Separating Novel Features for Logical Anomaly Detection: A Straightforward yet Effective Approach

TL;DR

This work tackles false negatives in knowledge distillation–based logical anomaly detection for industrial vision. It introduces Distinctive Feature Separation Constraint (DFSC), a training constraint added to EfficientAD that preserves a discriminative gap between the teacher and auto-encoder representations to better capture novel features indicative of logical anomalies. Evaluated on MVTec LOCO AD, the approach achieves an average AUROC improvement of about 1.3% and improved localization, demonstrating that a simple, unsupervised constraint can enhance logical anomaly detection without major architectural changes.
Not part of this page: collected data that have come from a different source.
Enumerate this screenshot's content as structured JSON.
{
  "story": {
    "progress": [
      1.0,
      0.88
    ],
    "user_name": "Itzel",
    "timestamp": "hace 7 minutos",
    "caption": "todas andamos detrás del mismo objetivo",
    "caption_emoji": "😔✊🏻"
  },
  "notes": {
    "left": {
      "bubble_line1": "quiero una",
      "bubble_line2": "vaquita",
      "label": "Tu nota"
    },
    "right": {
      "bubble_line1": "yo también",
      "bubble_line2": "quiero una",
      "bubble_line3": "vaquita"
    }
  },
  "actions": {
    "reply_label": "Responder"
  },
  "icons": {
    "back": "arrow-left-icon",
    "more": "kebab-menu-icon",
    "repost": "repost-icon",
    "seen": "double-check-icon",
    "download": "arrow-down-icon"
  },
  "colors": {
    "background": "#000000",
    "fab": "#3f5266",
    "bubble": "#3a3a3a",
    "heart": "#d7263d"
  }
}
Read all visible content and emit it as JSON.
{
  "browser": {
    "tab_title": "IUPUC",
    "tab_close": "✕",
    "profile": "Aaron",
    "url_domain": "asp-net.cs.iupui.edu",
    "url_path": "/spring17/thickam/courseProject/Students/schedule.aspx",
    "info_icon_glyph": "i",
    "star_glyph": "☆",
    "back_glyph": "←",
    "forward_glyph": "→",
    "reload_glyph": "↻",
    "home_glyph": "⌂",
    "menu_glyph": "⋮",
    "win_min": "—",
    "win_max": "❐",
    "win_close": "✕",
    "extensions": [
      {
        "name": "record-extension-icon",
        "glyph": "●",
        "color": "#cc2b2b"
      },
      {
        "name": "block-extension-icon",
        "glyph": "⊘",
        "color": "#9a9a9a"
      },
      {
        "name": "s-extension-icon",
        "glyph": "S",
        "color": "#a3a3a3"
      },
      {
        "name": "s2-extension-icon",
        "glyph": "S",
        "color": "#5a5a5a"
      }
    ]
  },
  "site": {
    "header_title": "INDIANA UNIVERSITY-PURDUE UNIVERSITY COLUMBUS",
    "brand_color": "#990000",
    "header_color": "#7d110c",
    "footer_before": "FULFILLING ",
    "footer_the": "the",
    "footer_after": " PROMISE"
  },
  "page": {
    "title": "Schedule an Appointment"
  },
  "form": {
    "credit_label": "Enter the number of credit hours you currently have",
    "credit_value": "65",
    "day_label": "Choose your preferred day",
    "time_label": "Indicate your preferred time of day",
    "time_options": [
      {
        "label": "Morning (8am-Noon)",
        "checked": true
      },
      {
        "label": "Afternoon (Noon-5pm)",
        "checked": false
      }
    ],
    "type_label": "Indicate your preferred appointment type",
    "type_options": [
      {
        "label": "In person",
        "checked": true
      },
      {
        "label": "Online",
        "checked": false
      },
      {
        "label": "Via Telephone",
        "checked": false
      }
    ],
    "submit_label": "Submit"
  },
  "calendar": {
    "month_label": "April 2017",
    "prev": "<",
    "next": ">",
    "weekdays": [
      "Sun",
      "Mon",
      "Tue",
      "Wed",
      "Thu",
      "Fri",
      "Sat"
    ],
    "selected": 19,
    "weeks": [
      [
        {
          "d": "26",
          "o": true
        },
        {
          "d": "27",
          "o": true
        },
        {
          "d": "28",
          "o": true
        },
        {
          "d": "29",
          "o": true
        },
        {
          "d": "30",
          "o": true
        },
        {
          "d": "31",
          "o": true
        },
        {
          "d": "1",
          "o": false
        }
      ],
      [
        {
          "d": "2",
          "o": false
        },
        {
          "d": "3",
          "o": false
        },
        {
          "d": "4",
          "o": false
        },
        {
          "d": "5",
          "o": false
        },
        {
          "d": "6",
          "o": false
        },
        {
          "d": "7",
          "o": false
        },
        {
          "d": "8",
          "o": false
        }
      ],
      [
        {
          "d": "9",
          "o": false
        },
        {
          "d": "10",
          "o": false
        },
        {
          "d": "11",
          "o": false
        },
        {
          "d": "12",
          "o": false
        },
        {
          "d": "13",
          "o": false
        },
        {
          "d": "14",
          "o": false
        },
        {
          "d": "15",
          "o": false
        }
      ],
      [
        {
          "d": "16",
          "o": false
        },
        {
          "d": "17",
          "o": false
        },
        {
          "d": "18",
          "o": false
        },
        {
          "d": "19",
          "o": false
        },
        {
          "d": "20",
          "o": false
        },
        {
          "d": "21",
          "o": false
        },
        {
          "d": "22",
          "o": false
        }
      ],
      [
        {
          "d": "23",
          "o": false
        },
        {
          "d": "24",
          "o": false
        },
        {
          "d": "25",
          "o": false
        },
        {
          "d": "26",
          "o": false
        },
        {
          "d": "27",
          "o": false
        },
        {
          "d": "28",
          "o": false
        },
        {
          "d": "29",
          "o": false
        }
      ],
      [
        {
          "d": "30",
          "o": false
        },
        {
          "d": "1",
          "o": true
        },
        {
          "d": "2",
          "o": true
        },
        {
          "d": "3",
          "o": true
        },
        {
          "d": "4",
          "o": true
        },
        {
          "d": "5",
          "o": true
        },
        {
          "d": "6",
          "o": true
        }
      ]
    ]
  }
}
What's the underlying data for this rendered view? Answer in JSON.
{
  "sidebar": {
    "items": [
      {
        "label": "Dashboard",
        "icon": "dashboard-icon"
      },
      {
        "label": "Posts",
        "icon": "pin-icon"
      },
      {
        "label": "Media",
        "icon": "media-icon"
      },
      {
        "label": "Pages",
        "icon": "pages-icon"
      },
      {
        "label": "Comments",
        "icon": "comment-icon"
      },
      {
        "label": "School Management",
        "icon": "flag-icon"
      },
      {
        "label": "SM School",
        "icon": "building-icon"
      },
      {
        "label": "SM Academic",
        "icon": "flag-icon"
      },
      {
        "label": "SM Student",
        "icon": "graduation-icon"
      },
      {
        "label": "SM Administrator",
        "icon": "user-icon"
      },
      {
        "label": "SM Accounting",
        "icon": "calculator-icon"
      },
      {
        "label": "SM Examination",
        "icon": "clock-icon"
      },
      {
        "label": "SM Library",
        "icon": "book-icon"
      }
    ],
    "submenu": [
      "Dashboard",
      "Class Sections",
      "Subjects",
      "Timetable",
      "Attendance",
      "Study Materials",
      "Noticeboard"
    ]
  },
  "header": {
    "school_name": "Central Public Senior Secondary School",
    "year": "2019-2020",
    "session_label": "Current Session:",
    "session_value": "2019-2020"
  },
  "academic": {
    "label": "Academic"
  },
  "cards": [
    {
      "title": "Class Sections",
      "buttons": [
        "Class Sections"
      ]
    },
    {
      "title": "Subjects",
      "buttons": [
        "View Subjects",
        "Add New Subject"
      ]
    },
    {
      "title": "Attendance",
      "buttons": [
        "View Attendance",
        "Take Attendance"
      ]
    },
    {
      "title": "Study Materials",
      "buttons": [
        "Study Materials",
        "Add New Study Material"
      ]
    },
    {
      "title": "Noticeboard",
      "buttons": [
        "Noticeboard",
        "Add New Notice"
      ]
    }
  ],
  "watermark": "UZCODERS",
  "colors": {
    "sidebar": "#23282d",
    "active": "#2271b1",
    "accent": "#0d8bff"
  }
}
The method promises more reliable, real-time anomaly detection in manufacturing by mitigating false negatives in global feature learning.

Abstract

Vision-based inspection algorithms have significantly contributed to quality control in industrial settings, particularly in addressing structural defects like dent and contamination which are prevalent in mass production. Extensive research efforts have led to the development of related benchmarks such as MVTec AD (Bergmann et al., 2019). However, in industrial settings, there can be instances of logical defects, where acceptable items are found in unsuitable locations or product pairs do not match as expected. Recent methods tackling logical defects effectively employ knowledge distillation to generate difference maps. Knowledge distillation (KD) is used to learn normal data distribution in unsupervised manner. Despite their effectiveness, these methods often overlook the potential false negatives. Excessive similarity between the teacher network and student network can hinder the generation of a suitable difference map for logical anomaly detection. This technical report provides insights on handling potential false negatives by utilizing a simple constraint in KD-based logical anomaly detection methods. We select EfficientAD as a state-of-the-art baseline and apply a margin-based constraint to its unsupervised learning scheme. Applying this constraint, we can improve the AUROC for MVTec LOCO AD by 1.3 %.

Figures (4)

• Figure 1: It illustrates the potential false negative problem that knowledge distillation-based methods such as EfficientAD batzner2023efficientad can experience on some samples. (c) indicates that a bolt must be somewhere in the white area. If there is no appropriate constraint during unsupervised learning, the difference map cannot represent meaningful difference. Accordingly, given an image which has permissible objects containing logically abnormal patterns such as (a), no abnormal pattern may be capture as (b). On the other hand, when applying the proposed constraint, the existence of an logically abnormal pattern can be detected to some extent as (d).
• Figure 2: The overview of the proposed constraint. At training time, only normal image is fed into teacher and auto-encoder. We split output features from teacher and auto-encoder by the quantile value $\tau^{'}$ into similar and novel features. Then, we enforce auto-encoder to keep far distance by margin for novel features. Global representation is obtained from channel mean of difference map between $S^{A}$ and $A$. Since $S^{A}$ is trained on $d^{SA}(x)$ in Eq. \ref{['eq1']}, when an image is given, $S^{A}$ and $A$ produce different features on novel pattern. Consequently, our constraint leads $S^{A}$ and $A$ to keep distance on the novel pattern.
• Figure 3: (a) and (b) represent input images and ground truth masks for logical anomalies. If a model captures logical anomalies in the white areas of (b), those are considered as correct. (c) is the predicted anomaly maps produced by EfficientAD-S denoted as EAD-S. (d) represents the predicted anomaly maps produced by our method.
• Figure 4: Performance variations versus quantile values for MVTec LOCO AD. Evaluation metric is image-level AUROC (%). The legends mean the quantile values for our constraint.